Os autores do estudo dizem que usaram métodos científicos capazes de assegurar s a confiabilidade das conclusões. “Nenhum estudo é capaz de analisar todas as variáveis individuais que podem contribuir para a vida mais longa ou mais curta”, disse Leslie a ÉPOCA. “Mas usamos controles estatísticos capazes de analisar o peso de fatores reconhecidamente relevantes para a saúde.” A importância do divórcio dos pais sobre a saúde dos filhos é um exemplo. Depois de suspeitar que aquela separação parecia ter roubado alguns anos de vida dos adultos, a equipe foi verificar o consumo de álcool desses voluntários na maturidade ou na velhice. Concluiu que eram pessoas que consumiam mais álcool. O excesso de bebidas alcoólicas despontou como uma causa evidente de mortalidade precoce. O que a medicina considera excesso é mais de cinco doses de álcool por dia. Cinco latas de cerveja, por exemplo. “Sabemos que essa não é a única explicação”, diz Leslie. “Continuamos pesquisando para tentar identificar a maior quantidade possível de fatores relevantes envolvidos nisso.”
O que talvez seja a maior fragilidade científica do trabalho de Leslie e Friedman é que ele se apoia quase exclusivamente em informações sobre comportamento – e desconsidera as predisposições genéticas, que aumentam o risco de doenças que encurtam a vida. Não empolga, portanto, os cientistas interessados nos aspectos biológicos da longevidade. “Nunca tinha ouvido falar nessa pesquisa”, diz o italiano Valter Longo, professor de gerontologia e ciências biológicas da Universidade do Sudeste da Califórnia. “Considerando que trabalho num dos principais centros americanos de estudos sobre a longevidade, esse não é um bom sinal.” E completa: “O estudo é interessante, mas não prova nada. Eles têm de fazer o trabalho difícil de comprovar essas hipóteses”. O geriatra João Toniolo Neto, da Escola Paulista de Medicina, também manifesta reservas. “Esse é um estudo observacional.

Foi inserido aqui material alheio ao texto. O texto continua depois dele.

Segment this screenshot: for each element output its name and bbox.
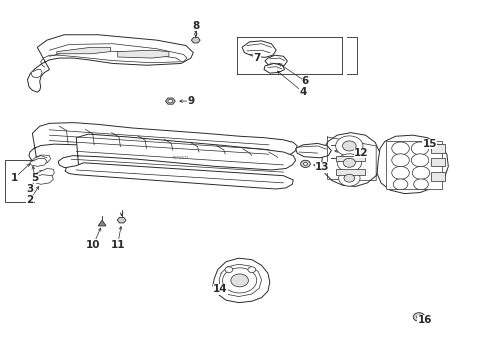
Polygon shape bbox=[57, 47, 110, 54]
Polygon shape bbox=[58, 134, 295, 170]
Circle shape bbox=[335, 136, 362, 156]
Text: 6: 6 bbox=[301, 76, 308, 86]
Circle shape bbox=[391, 166, 408, 179]
Polygon shape bbox=[32, 175, 53, 184]
Polygon shape bbox=[98, 220, 106, 226]
Circle shape bbox=[300, 160, 310, 167]
Polygon shape bbox=[118, 50, 168, 58]
Text: 15: 15 bbox=[422, 139, 436, 149]
Circle shape bbox=[336, 154, 361, 172]
Polygon shape bbox=[335, 169, 365, 175]
Polygon shape bbox=[264, 63, 284, 73]
Circle shape bbox=[303, 162, 307, 165]
Polygon shape bbox=[242, 41, 276, 57]
Circle shape bbox=[224, 267, 232, 273]
Polygon shape bbox=[212, 258, 269, 303]
Polygon shape bbox=[31, 69, 42, 78]
Polygon shape bbox=[430, 158, 445, 166]
Circle shape bbox=[222, 268, 256, 293]
Circle shape bbox=[410, 154, 428, 167]
Text: 16: 16 bbox=[417, 315, 431, 325]
Polygon shape bbox=[34, 155, 50, 164]
Polygon shape bbox=[117, 217, 126, 223]
Circle shape bbox=[391, 154, 408, 167]
Polygon shape bbox=[65, 163, 293, 189]
Text: 3: 3 bbox=[26, 184, 34, 194]
Circle shape bbox=[412, 313, 424, 321]
Text: 2: 2 bbox=[26, 195, 34, 205]
Circle shape bbox=[338, 170, 359, 186]
Polygon shape bbox=[295, 143, 330, 158]
Polygon shape bbox=[29, 123, 297, 164]
Text: 1: 1 bbox=[11, 173, 18, 183]
Circle shape bbox=[343, 174, 354, 182]
Polygon shape bbox=[191, 37, 200, 43]
Text: 7: 7 bbox=[252, 53, 260, 63]
Text: 8: 8 bbox=[192, 21, 199, 31]
Circle shape bbox=[391, 142, 408, 155]
Polygon shape bbox=[335, 156, 365, 161]
Text: INFINITI: INFINITI bbox=[173, 157, 189, 161]
Text: 12: 12 bbox=[353, 148, 368, 158]
Circle shape bbox=[411, 166, 429, 179]
Circle shape bbox=[413, 179, 427, 190]
Text: 4: 4 bbox=[299, 87, 306, 97]
Polygon shape bbox=[430, 144, 445, 153]
Polygon shape bbox=[385, 140, 441, 189]
Text: 13: 13 bbox=[315, 162, 329, 172]
Circle shape bbox=[410, 142, 428, 155]
Circle shape bbox=[247, 267, 255, 273]
Polygon shape bbox=[37, 168, 54, 178]
Polygon shape bbox=[27, 35, 193, 92]
Polygon shape bbox=[264, 55, 287, 67]
Polygon shape bbox=[376, 135, 447, 194]
Circle shape bbox=[416, 315, 421, 319]
Polygon shape bbox=[165, 98, 175, 104]
Text: 11: 11 bbox=[110, 239, 125, 249]
Circle shape bbox=[230, 274, 248, 287]
Circle shape bbox=[343, 158, 355, 167]
Text: 14: 14 bbox=[212, 284, 227, 294]
Polygon shape bbox=[430, 172, 445, 181]
Text: 9: 9 bbox=[187, 96, 194, 106]
Circle shape bbox=[167, 99, 172, 103]
Circle shape bbox=[430, 144, 442, 153]
Text: 10: 10 bbox=[86, 239, 101, 249]
Circle shape bbox=[392, 179, 407, 190]
Polygon shape bbox=[30, 158, 47, 166]
Polygon shape bbox=[321, 133, 379, 186]
Circle shape bbox=[342, 141, 355, 151]
Text: 5: 5 bbox=[31, 173, 39, 183]
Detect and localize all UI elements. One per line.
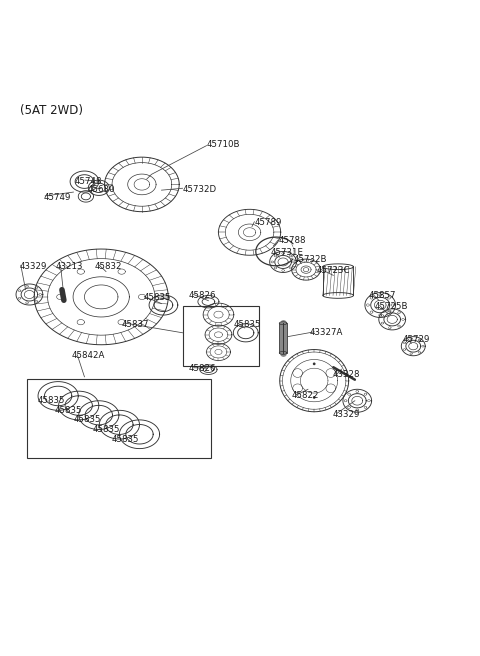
Bar (27, 379, 211, 458)
Text: 45732D: 45732D (182, 185, 216, 194)
Text: 43213: 43213 (56, 262, 83, 271)
Text: 45710B: 45710B (206, 140, 240, 149)
Text: 45630: 45630 (88, 185, 115, 194)
Text: 45749: 45749 (44, 193, 71, 202)
Text: 45832: 45832 (95, 262, 122, 271)
Text: 43329: 43329 (20, 262, 47, 271)
Text: 45826: 45826 (189, 291, 216, 300)
Text: 45835: 45835 (93, 425, 120, 434)
Text: 45826: 45826 (189, 364, 216, 373)
Circle shape (313, 363, 315, 365)
Text: 45788: 45788 (278, 236, 306, 245)
Text: 45835: 45835 (38, 396, 66, 405)
Text: 45732B: 45732B (294, 255, 327, 264)
Text: 45748: 45748 (75, 177, 102, 186)
Text: 45835: 45835 (144, 293, 171, 302)
Text: 45835: 45835 (73, 415, 101, 424)
Text: 45837: 45837 (121, 319, 149, 329)
Text: 45729: 45729 (403, 335, 430, 344)
Text: 45731E: 45731E (270, 248, 303, 257)
Text: 43328: 43328 (332, 371, 360, 379)
Circle shape (313, 396, 315, 399)
Text: 45822: 45822 (292, 392, 319, 400)
Text: 45835: 45835 (233, 319, 261, 329)
Text: 43329: 43329 (332, 409, 360, 419)
Text: 45789: 45789 (254, 218, 282, 227)
Text: 45723C: 45723C (317, 266, 350, 275)
Text: 45842A: 45842A (72, 351, 105, 360)
Text: 43327A: 43327A (310, 328, 343, 337)
Text: 45835: 45835 (55, 406, 82, 415)
Text: 45835: 45835 (112, 434, 139, 443)
Text: 45725B: 45725B (375, 302, 408, 311)
Text: (5AT 2WD): (5AT 2WD) (20, 104, 83, 117)
Text: 45857: 45857 (368, 291, 396, 300)
Bar (182, 306, 259, 366)
Bar (279, 323, 287, 353)
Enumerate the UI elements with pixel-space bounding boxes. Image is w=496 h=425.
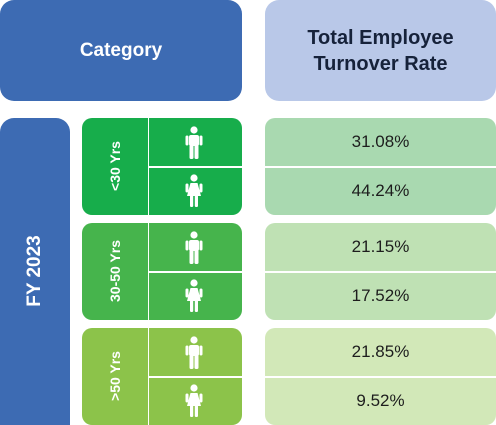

Ele mostra tendências, mas não é capaz de oferecer dados objetivos”, diz ele. “Serve como curiosidade, mas não traz dados científicos capazes de mudar nossas recomendações sobre como viver mais e melhor.” As regras básicas da vida saudável continuam as mesmas: boa alimentação, atividade física, cultivar relações sociais, ter satisfação sexual etc. Tudo isso ajuda, mas não garante a expansão da vida. Quem não conhece um centenário que infringe várias dessas regras, mas tem uma genética que o torna duro na queda? Chegar lá não é para quem quer. É para quem pode.